This year, for example, x-ray phase-contrast CT is being highlighted along with its magician-like ability to detail soft-tissue structures that mere photons couldn’t seem to generate before. Researchers are developing algorithms to extract phase image information more efficiently as well, such as a phase-stepping procedure to efficiently extract signals.
Other quantitative CT techniques are gaining prominence, too. An investigational photon-counting CT scanner has recently taken up residence at the Mayo Clinic in Rochester, MN, opening the door to scans that can highlight a single very specific material. Not incidentally, the new scanner has generated a number of studies for this year’s RSNA 2015 meeting, including one presentation on a special iterative reconstruction technique that removes the extra image noise that photon counting adds.

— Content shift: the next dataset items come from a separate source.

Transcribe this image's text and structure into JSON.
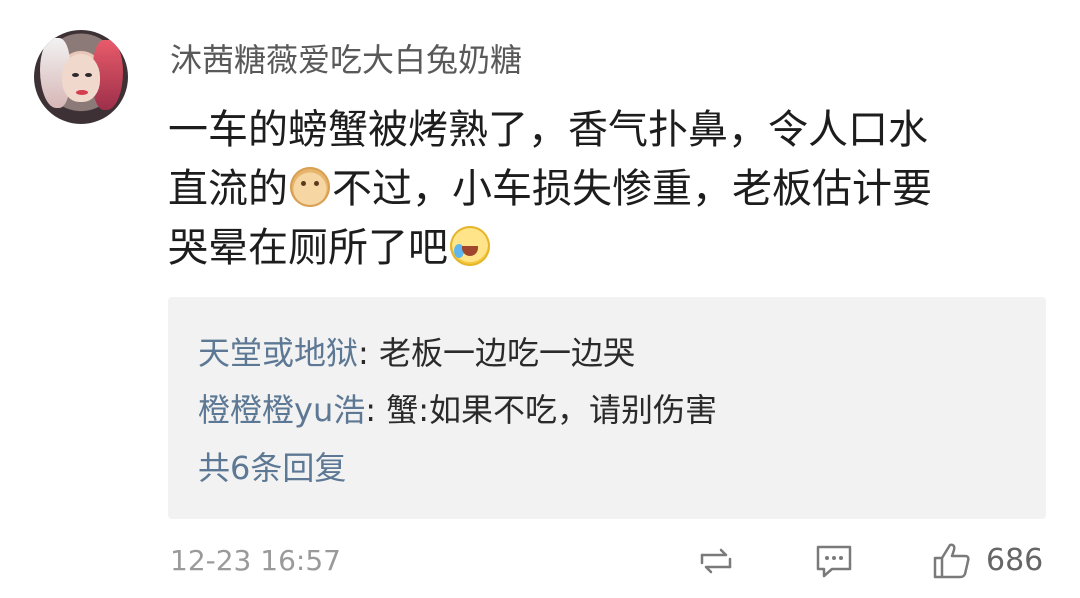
{
  "comment": {
    "username": "沐茜糖薇爱吃大白兔奶糖",
    "body_part1": "一车的螃蟹被烤熟了，香气扑鼻，令人口水",
    "body_part2": "直流的",
    "body_part3": "不过，小车损失惨重，老板估计要",
    "body_part4": "哭晕在厕所了吧",
    "emoji_1": "doge-icon",
    "emoji_2": "laugh-cry-icon"
  },
  "replies": [
    {
      "author": "天堂或地狱",
      "text": ": 老板一边吃一边哭"
    },
    {
      "author": "橙橙橙yu浩",
      "text": ": 蟹:如果不吃，请别伤害"
    }
  ],
  "more_replies_label": "共6条回复",
  "footer": {
    "timestamp": "12-23 16:57",
    "like_count": "686",
    "repost_icon": "repost-icon",
    "comment_icon": "comment-icon",
    "like_icon": "thumbs-up-icon"
  },
  "colors": {
    "text_main": "#1d1d1d",
    "username": "#595959",
    "reply_author": "#5d7894",
    "reply_bg": "#f2f2f2",
    "muted": "#9a9a9a"
  }
}
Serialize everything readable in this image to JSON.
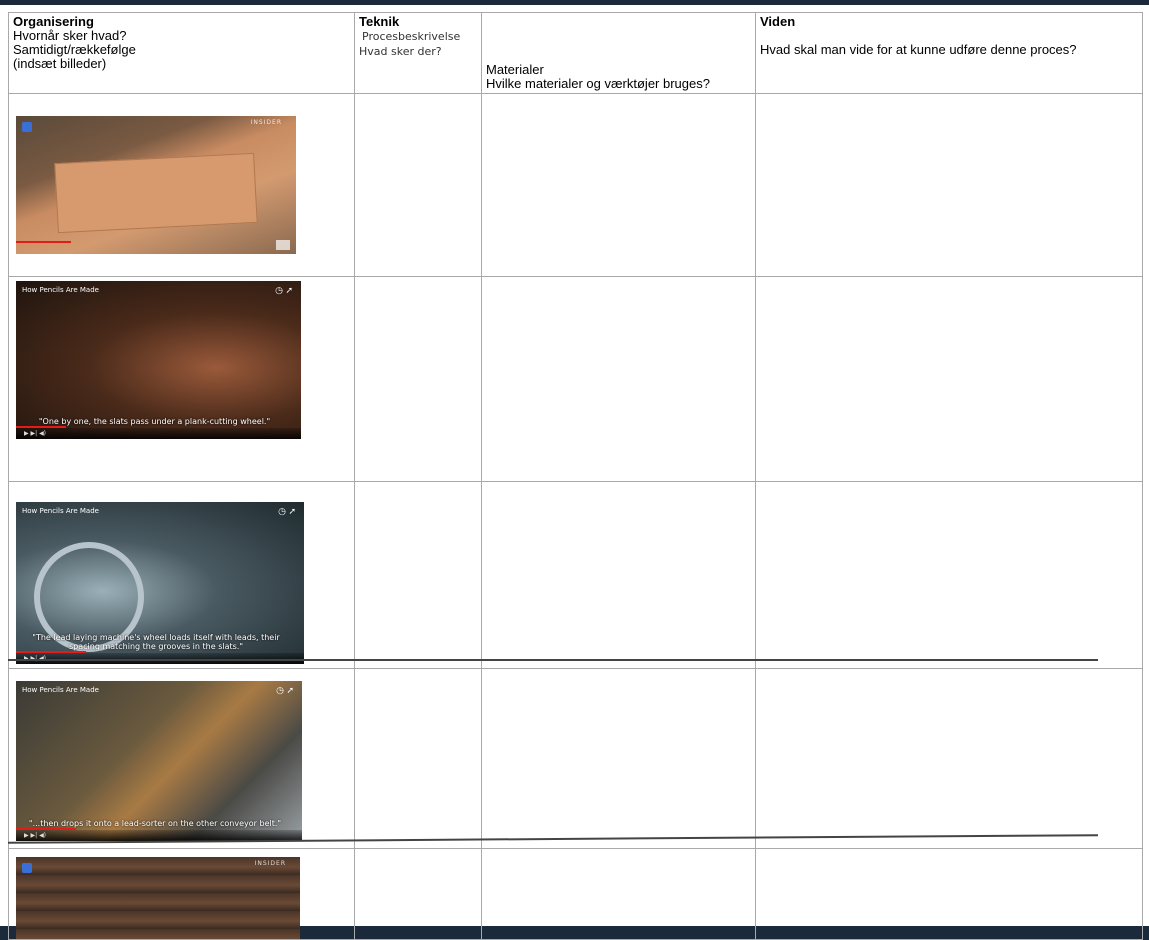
{
  "headers": {
    "organisering": {
      "title": "Organisering",
      "line1": "Hvornår sker hvad?",
      "line2": "Samtidigt/rækkefølge",
      "line3": "(indsæt billeder)"
    },
    "teknik": {
      "title": "Teknik",
      "line1": "Procesbeskrivelse",
      "line2": "Hvad sker der?"
    },
    "materialer": {
      "line1": "Materialer",
      "line2": "Hvilke materialer og værktøjer bruges?"
    },
    "viden": {
      "title": "Viden",
      "line1": "Hvad skal man vide for at kunne udføre denne proces?"
    }
  },
  "videos": {
    "v1": {
      "brand": "INSIDER"
    },
    "v2": {
      "title": "How Pencils Are Made",
      "caption": "\"One by one, the slats pass under a plank-cutting wheel.\""
    },
    "v3": {
      "title": "How Pencils Are Made",
      "caption": "\"The lead laying machine's wheel loads itself with leads, their spacing matching the grooves in the slats.\""
    },
    "v4": {
      "title": "How Pencils Are Made",
      "caption": "\"...then drops it onto a lead-sorter on the other conveyor belt.\""
    },
    "v5": {
      "brand": "INSIDER"
    }
  },
  "colors": {
    "frame": "#1b2a3a",
    "border": "#a9a9a9",
    "progress": "#e21b1b"
  }
}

Lung cancer screening with CT is always a big draw at the meeting. A new study from the Netherlands looks at improving the nodule risk-classification schemes such as Lung-RADS with morphological information. Researchers from Boston ponder how lung cancer screening has changed at top academic centers in just two short years. Another study looks at how many people never come back after their first CT scan — and why. Finally, investigators from Japan put contrast-enhanced dual-energy CT (DECT) head to head with PET/CT to distinguish benign from malignant lung nodules.
In the heart, spectral CT is being combined with biomarkers in a bid to determine the composition of coronary artery plaque and to see if it’s possible to predict which lesions are prone to rupture.

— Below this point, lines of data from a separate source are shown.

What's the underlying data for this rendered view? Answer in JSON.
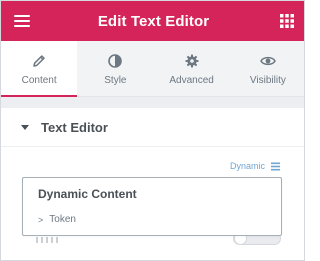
{
  "header": {
    "title": "Edit Text Editor",
    "menu_icon": "hamburger-icon",
    "apps_icon": "grid-icon",
    "color": "#d5245a"
  },
  "tabs": [
    {
      "label": "Content",
      "icon": "pencil-icon",
      "active": true
    },
    {
      "label": "Style",
      "icon": "half-circle-icon",
      "active": false
    },
    {
      "label": "Advanced",
      "icon": "gear-icon",
      "active": false
    },
    {
      "label": "Visibility",
      "icon": "eye-icon",
      "active": false
    }
  ],
  "section": {
    "title": "Text Editor",
    "caret_icon": "caret-down-icon"
  },
  "dynamic": {
    "label": "Dynamic",
    "icon": "stack-icon",
    "color": "#71a6d2"
  },
  "dropdown": {
    "title": "Dynamic Content",
    "items": [
      {
        "label": "Token",
        "icon": "chevron-right-icon"
      }
    ]
  }
}
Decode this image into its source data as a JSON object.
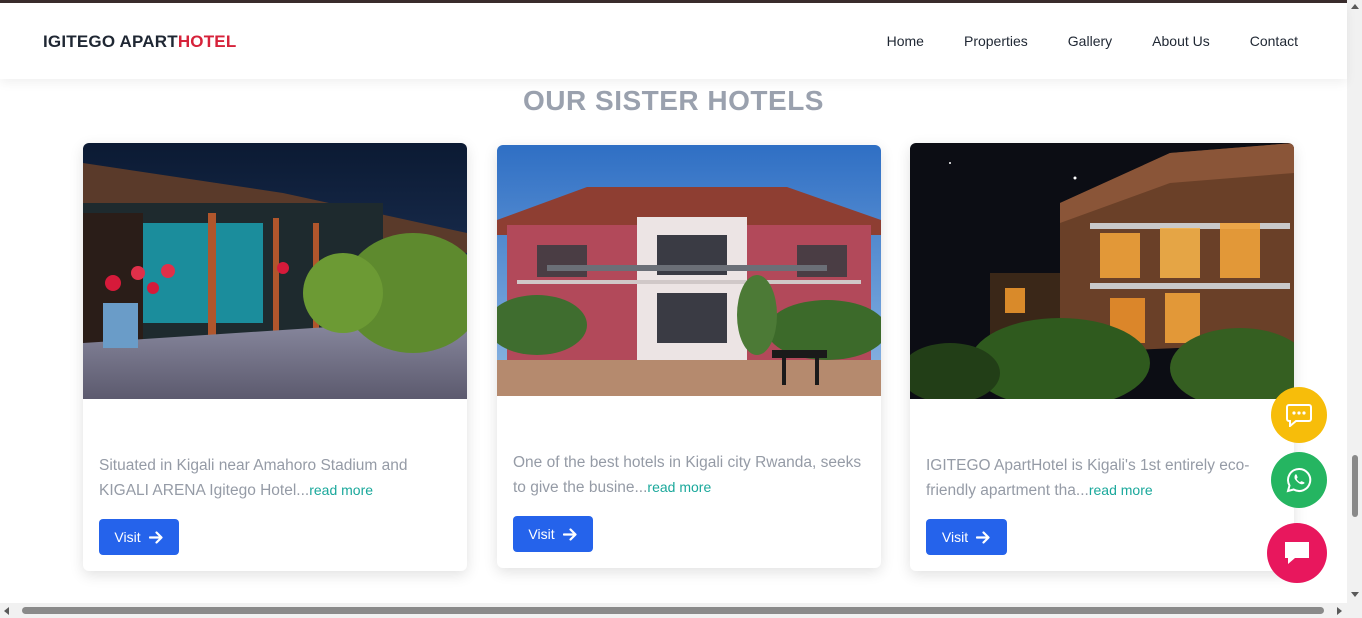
{
  "brand": {
    "name_main": "IGITEGO APART",
    "name_accent": "HOTEL"
  },
  "nav": {
    "items": [
      {
        "label": "Home"
      },
      {
        "label": "Properties"
      },
      {
        "label": "Gallery"
      },
      {
        "label": "About Us"
      },
      {
        "label": "Contact"
      }
    ]
  },
  "section": {
    "title": "OUR SISTER HOTELS"
  },
  "hotels": [
    {
      "photo": "night courtyard patio with flowers and hanging lights",
      "description": "Situated in Kigali near Amahoro Stadium and KIGALI ARENA Igitego Hotel...",
      "read_more": "read more",
      "button": "Visit"
    },
    {
      "photo": "two-storey pink brick hotel with balconies under blue sky",
      "description": "One of the best hotels in Kigali city Rwanda, seeks to give the busine...",
      "read_more": "read more",
      "button": "Visit"
    },
    {
      "photo": "lit apartment building with balconies at night",
      "description": "IGITEGO ApartHotel is Kigali's 1st entirely eco-friendly apartment tha...",
      "read_more": "read more",
      "button": "Visit"
    }
  ],
  "floating_buttons": [
    {
      "icon": "chat-bubble-icon",
      "color": "#f7bd0a"
    },
    {
      "icon": "whatsapp-icon",
      "color": "#25b561"
    },
    {
      "icon": "message-icon",
      "color": "#e8175d"
    }
  ],
  "colors": {
    "brand_accent": "#d6223a",
    "button": "#2563eb",
    "link": "#1aa89b"
  }
}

In pancreatic cancer, researchers are measuring treatment response based on iodine uptake, not just tumor volume changes, in dual-energy CT.
Another group is using material decomposition CT to distinguish myriad lung abnormalities, while a third group applied a material decomposition algorithm to distinguish hemorrhage from calcifications in small hyperdensities commonly seen on admission CT in stroke patients.
Throughout the body, iterative reconstruction keeps improving its performance in the task of minimizing dose and maximizing image quality in everything from radiofrequency ablation for atrial fibrillation to characterizing hepatic metastases with ever-smaller radiation doses.
Speaking of radiation, size-specific dose estimates have become the dose-optimization method of choice. But do these dose estimates work with tube current modulation? Find out in a CT physics scientific session.
Among the many general topics to be explored at RSNA 2015, Dr. Max Wintermark from Stanford University leads a discussion on stroke triage.
And radiology luminary Dr. James Thrall from Massachusetts General Hospital in Boston ties it all in a bow with his plenary talk on Tuesday afternoon on the future of radiology — i.e., the peril and the promise poised to unfold before us.